Hoffman would not comment on Scharf's suspension or what caused it.
Neal Janey, Scharf's attorney, said firefighters facing disciplinary action routinely request Scharf as their union representative, and her suspension leaves "hanging in limbo" the status of about 100 disciplinary cases.
"This woman has been tirelessly, tirelessly at bat for so many people for so long," said Rodrick Jackson, a firefighter/paramedic and 10-year union member at the protest who called Sharf a rare advocate for minority union members.
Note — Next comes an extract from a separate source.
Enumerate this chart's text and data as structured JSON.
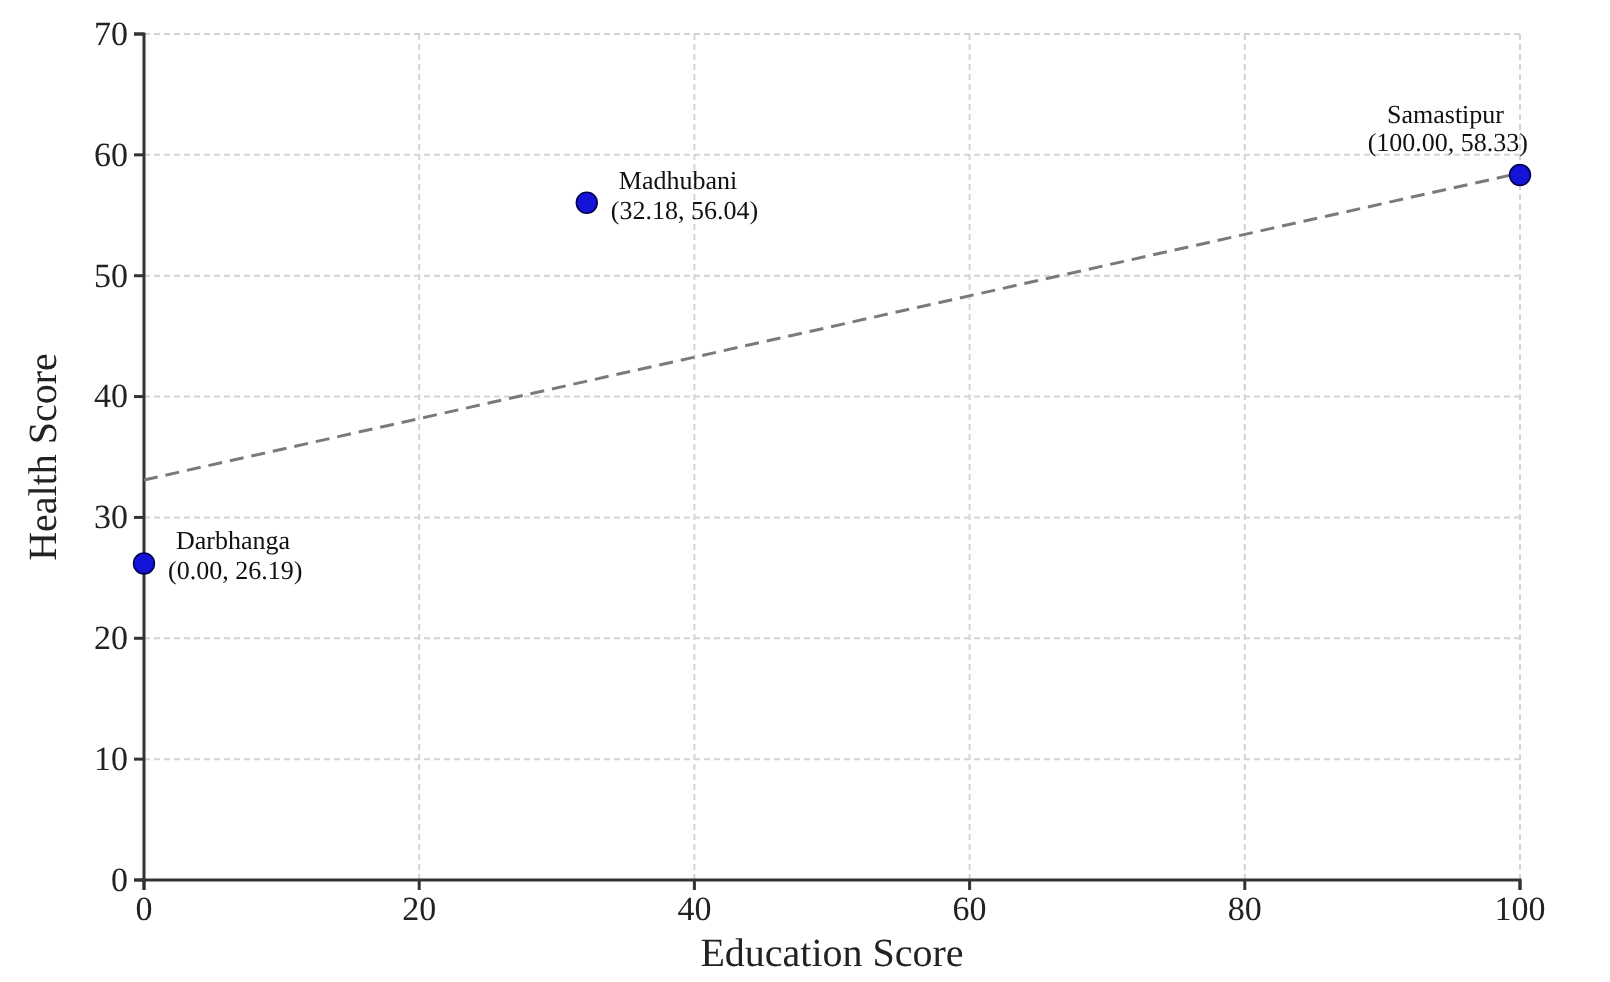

Henry Burris, president of the Vulcan Blazers, an organization that advocates for black firefighters, said Scharf has been a "sensational" union representative. Burris tried to mediate a meeting between Hoffman and Scharf during the protest, but that idea fizzled after Hoffman said Janey could not participate.
Janey said he has asked the International Association of Fire Fighters to review the case. If the IAFF doesn't take up the case in the next week, Janey said, he will ask a federal court for an injunction against the suspension pending a resolution.
Baltimore Sun reporter Luke Broadwater contributed to this article.